Now and then, we had days off from school when a revolution was imminent, when the rebellious factions of the military and other facets of the governments threatened to overthrow the Jimenez dictatorship. I remember my mother and I rushing to the auto mercado to buy supplies, not unlike what we I do now when a hurricane is imminent – and finding the shelves bare. What I didn’t realize then was that Jimenez was constantly confronted with opposing factions in the populace and that he, like other dictators throughout history, had secret police who hunted down and imprisoned anyone who opposed his policies.
The revolution didn’t happen until one night in January 1958, when I was nearly eleven. My mother came running into the room I shared with my sister and woke us. “You have to see this,” she said. “The dictator is fleeing the country.”
We leaped out of bed and hurried out to the front porch where my dad was. In the distance, along the autopista- the highway that led through Caracas down 3,000 feet to the port and airport – was a line of cars, headlights burning through the darkness. Jimenez and his entourage were leaving the country with, we later learned, $13 million they’d embezzled from the government.
And the one clear thought I had from that night, as I stood on our porch watching history, was that a way of life was ending for me and my family and it wouldn’t be long before we, too, would be leaving this country. And we did, in 1963, when the Venezuelan government nationalized the oil industry and pretty much kicked out the American companies that had helped build and integrate the lucrative oil industry into the Venezuelan economy.
In the decades since, Venezuela has enjoyed booms and busts. Right now, it’s a crippled country where people are hungry, there’s a scarcity of everything, the valley is horribly polluted, and life is pretty grim.
In a Trump presidency, this same reality may come to pass. The parameters and specifics may be different, but the secret police, the censorship, the greed, could easily unfold. He does share, after all, certain attributes with Hitler. When I put this on Facebook, the vitriol was incredible – and sad.

But the world now is not the world as it was during WWII and the world of the 1950s and 60s is drastically changed from what the world is today, in the second decade of the twenty-first century.

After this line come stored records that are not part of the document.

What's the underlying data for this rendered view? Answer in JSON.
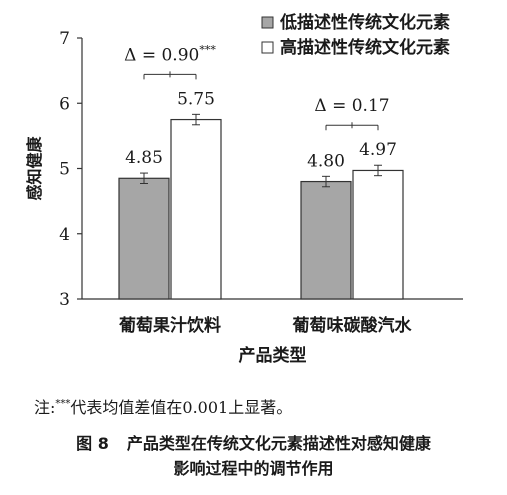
{
  "chart_data": {
    "type": "bar",
    "categories": [
      "葡萄果汁饮料",
      "葡萄味碳酸汽水"
    ],
    "series": [
      {
        "name": "低描述性传统文化元素",
        "values": [
          4.85,
          4.8
        ],
        "errors": [
          0.08,
          0.08
        ],
        "color": "#a6a6a6"
      },
      {
        "name": "高描述性传统文化元素",
        "values": [
          5.75,
          4.97
        ],
        "errors": [
          0.08,
          0.08
        ],
        "color": "#ffffff"
      }
    ],
    "data_labels": [
      [
        "4.85",
        "5.75"
      ],
      [
        "4.80",
        "4.97"
      ]
    ],
    "xlabel": "产品类型",
    "ylabel": "感知健康",
    "ylim": [
      3,
      7
    ],
    "yticks": [
      "3",
      "4",
      "5",
      "6",
      "7"
    ],
    "annotations": [
      {
        "category_index": 0,
        "text": "Δ = 0.90",
        "sup": "***"
      },
      {
        "category_index": 1,
        "text": "Δ = 0.17",
        "sup": ""
      }
    ],
    "legend_position": "top-right",
    "grid": false
  },
  "note": {
    "prefix": "注:",
    "sup": "***",
    "text": "代表均值差值在0.001上显著。"
  },
  "caption": {
    "number": "图 8",
    "line1": "产品类型在传统文化元素描述性对感知健康",
    "line2": "影响过程中的调节作用"
  }
}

We have nearly instantaneous access to information with videos and photos and hundreds of thousands of apps that capitalize on this. I often wonder if Steve Jobs understood the magnitude of what became possible when Apple issued the iPhone in 2007 and that beautiful phone came with a camera and video capabilities.
The day after the election, Rob and I were running errands and happened to be behind a truck with a trickster message on the back of it:

No matter where we are, what we’re doing, our phones are powerful tools that enable us to document the small and large moments in our lives. And these moments come through all the social media and record those moments about the tectonic changes happening in the larger world.
Frankly, I don’t think a dictator has a prayer in this 21st century America. But when I look at the people Trump is appointing to his cabinet… I invariably think that Costa Rica looks better by the second. They love Americans. And in case Paul Ryan makes good on his promise to eradicate Medicare, Medicaid and privatize Social Security, Costa Rica has a universal health care system that works and is inexpensive. And we can write anywhere.
But my hope is that it doesn’t come to that. My hope is that even though the electoral college voted in a man whose platform is about racism, isolationism, hatred of women and anyone else who isn’t a white male, that our more evolved selves will prevail.